Architectural Alternatives and Patterns

  • Common suggested pattern:
    • Keep Git as authoritative source for manifests/recipes.
    • Generate a compact index (often SQLite or similar) and/or static metadata, then distribute via HTTP/CDN, rsync, or OCI registries.
    • Examples cited: MacPorts (rsync + index), Gentoo (git → rsync), WinGet (SQLite index), Hackage (append-only tar index), Nix’s older channel tarballs + SQLite index, OCI backends for Homebrew.
  • SQLite is frequently mentioned as an “ideal” local index, but people warn against storing a monolithic SQLite file directly in Git (binary, no good diffs/merges). Better: text manifests in Git → compiled to SQLite.
  • Some see Fossil/other SCMs or distributed databases (CRDT-based, ledger-like, TUF-inspired designs) as promising, but adoption and complexity are open questions.

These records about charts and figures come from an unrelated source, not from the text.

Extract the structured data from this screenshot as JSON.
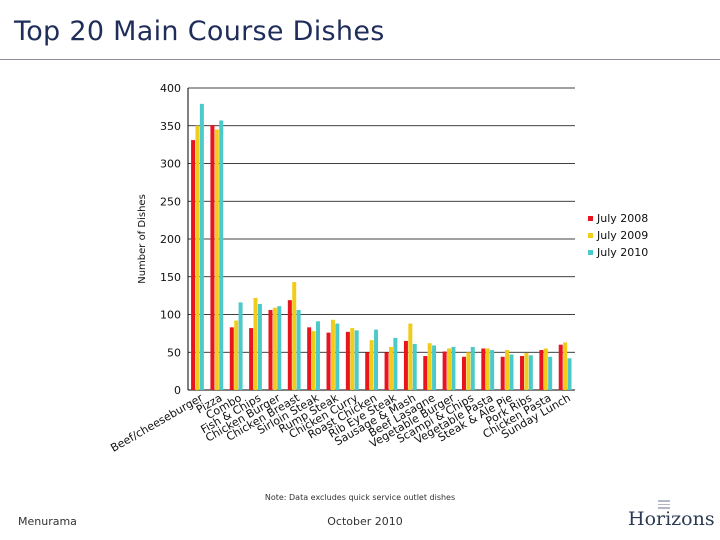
{
  "page": {
    "title": "Top 20 Main Course Dishes",
    "note": "Note: Data excludes quick service outlet dishes",
    "footer_left": "Menurama",
    "footer_center": "October 2010",
    "logo_text": "Horizons"
  },
  "chart_data": {
    "type": "bar",
    "title": "",
    "xlabel": "",
    "ylabel": "Number of Dishes",
    "ylim": [
      0,
      400
    ],
    "yticks": [
      0,
      50,
      100,
      150,
      200,
      250,
      300,
      350,
      400
    ],
    "grid": true,
    "legend_position": "right",
    "categories": [
      "Beef/cheeseburger",
      "Pizza",
      "Combo",
      "Fish & Chips",
      "Chicken Burger",
      "Chicken Breast",
      "Sirloin Steak",
      "Rump Steak",
      "Chicken Curry",
      "Roast Chicken",
      "Rib Eye Steak",
      "Sausage & Mash",
      "Beef Lasagne",
      "Vegetable Burger",
      "Scampi & Chips",
      "Vegetable Pasta",
      "Steak & Ale Pie",
      "Pork Ribs",
      "Chicken Pasta",
      "Sunday Lunch"
    ],
    "series": [
      {
        "name": "July 2008",
        "color": "#e8141e",
        "values": [
          331,
          351,
          83,
          82,
          106,
          119,
          83,
          76,
          77,
          50,
          50,
          65,
          45,
          51,
          44,
          55,
          44,
          45,
          53,
          60
        ]
      },
      {
        "name": "July 2009",
        "color": "#f2cc1a",
        "values": [
          350,
          345,
          92,
          122,
          109,
          143,
          78,
          93,
          82,
          66,
          57,
          88,
          62,
          55,
          50,
          55,
          53,
          49,
          55,
          63
        ]
      },
      {
        "name": "July 2010",
        "color": "#4cc9c9",
        "values": [
          379,
          357,
          116,
          114,
          111,
          106,
          91,
          88,
          79,
          80,
          69,
          61,
          59,
          57,
          57,
          53,
          47,
          46,
          44,
          42
        ]
      }
    ]
  }
}
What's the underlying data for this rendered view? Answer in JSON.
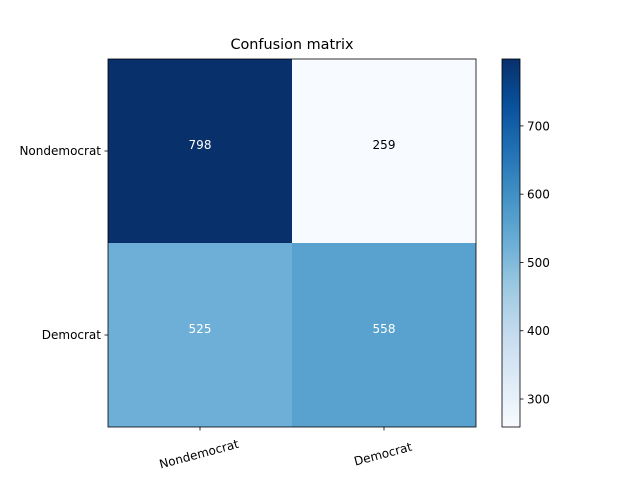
{
  "chart_data": {
    "type": "heatmap",
    "title": "Confusion matrix",
    "row_labels": [
      "Nondemocrat",
      "Democrat"
    ],
    "col_labels": [
      "Nondemocrat",
      "Democrat"
    ],
    "values": [
      [
        798,
        259
      ],
      [
        525,
        558
      ]
    ],
    "cell_text_colors": [
      [
        "#ffffff",
        "#000000"
      ],
      [
        "#ffffff",
        "#ffffff"
      ]
    ],
    "colormap": "Blues",
    "colorbar": {
      "range": [
        259,
        798
      ],
      "ticks": [
        300,
        400,
        500,
        600,
        700
      ],
      "tick_labels": [
        "300",
        "400",
        "500",
        "600",
        "700"
      ]
    }
  }
}
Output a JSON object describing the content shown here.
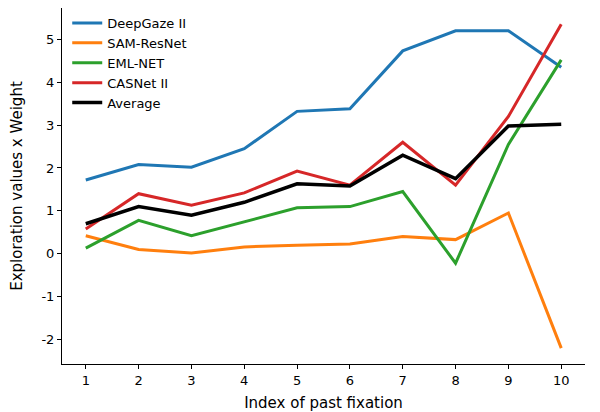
{
  "chart_data": {
    "type": "line",
    "x_label": "Index of past fixation",
    "y_label": "Exploration values x Weight",
    "x": [
      1,
      2,
      3,
      4,
      5,
      6,
      7,
      8,
      9,
      10
    ],
    "series": [
      {
        "name": "DeepGaze II",
        "color": "#1f77b4",
        "values": [
          1.72,
          2.08,
          2.02,
          2.45,
          3.32,
          3.38,
          4.73,
          5.2,
          5.2,
          4.35
        ]
      },
      {
        "name": "SAM-ResNet",
        "color": "#ff7f0e",
        "values": [
          0.42,
          0.1,
          0.02,
          0.16,
          0.2,
          0.23,
          0.4,
          0.33,
          0.95,
          -2.2
        ]
      },
      {
        "name": "EML-NET",
        "color": "#2ca02c",
        "values": [
          0.13,
          0.78,
          0.42,
          0.75,
          1.07,
          1.1,
          1.45,
          -0.22,
          2.55,
          4.52
        ]
      },
      {
        "name": "CASNet II",
        "color": "#d62728",
        "values": [
          0.58,
          1.4,
          1.13,
          1.42,
          1.93,
          1.6,
          2.6,
          1.6,
          3.2,
          5.35
        ]
      },
      {
        "name": "Average",
        "color": "#000000",
        "values": [
          0.7,
          1.1,
          0.9,
          1.2,
          1.63,
          1.58,
          2.3,
          1.75,
          2.98,
          3.02
        ]
      }
    ],
    "xlim": [
      0.55,
      10.45
    ],
    "ylim": [
      -2.57,
      5.73
    ],
    "xticks": [
      1,
      2,
      3,
      4,
      5,
      6,
      7,
      8,
      9,
      10
    ],
    "yticks": [
      -2,
      -1,
      0,
      1,
      2,
      3,
      4,
      5
    ],
    "grid": false,
    "legend": "upper left"
  }
}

Scaling, Ethics, and “Do the Easy Thing First”

  • One camp: starting on Git/GitHub is rational—free hosting, trivial to implement, great for early adoption. When scale hurts, migrate; many successful ecosystems (Cargo, Homebrew, Julia) did exactly that.
  • Opposing camp: this is short‑sighted or even “unethical”; known scaling pitfalls are deferred until change is extremely expensive or impossible, creating long‑term technical debt and user pain.
  • Counter‑argument: most projects never reach that scale; over‑engineering early wastes scarce volunteer time. For package managers, though, “if it succeeds, it will hit scale,” so design should anticipate that.

Ecosystem-Specific Notes

  • Go modules: discussion of the old go get behavior (cloning repos to read go.mod), the dramatic speedup from module proxies, and workarounds for private/self‑hosted Git (GOPRIVATE, SSH, custom CAs).
  • Julia: registry still lives in Git, but most clients use a separate “Pkg protocol,” avoiding Git at scale.
  • Nix/AUR/Gentoo contrasts: monorepo vs. per‑package repos vs. rsync trees, with different scaling and tooling tradeoffs.

Externalities and User Time

  • Broader tangent on “tragedy of the commons”: using free GitHub bandwidth and user time as unpriced externalities.
  • Long debate on whether micro‑performance improvements are worth engineering time, and how much companies actually optimize for user latency in practice.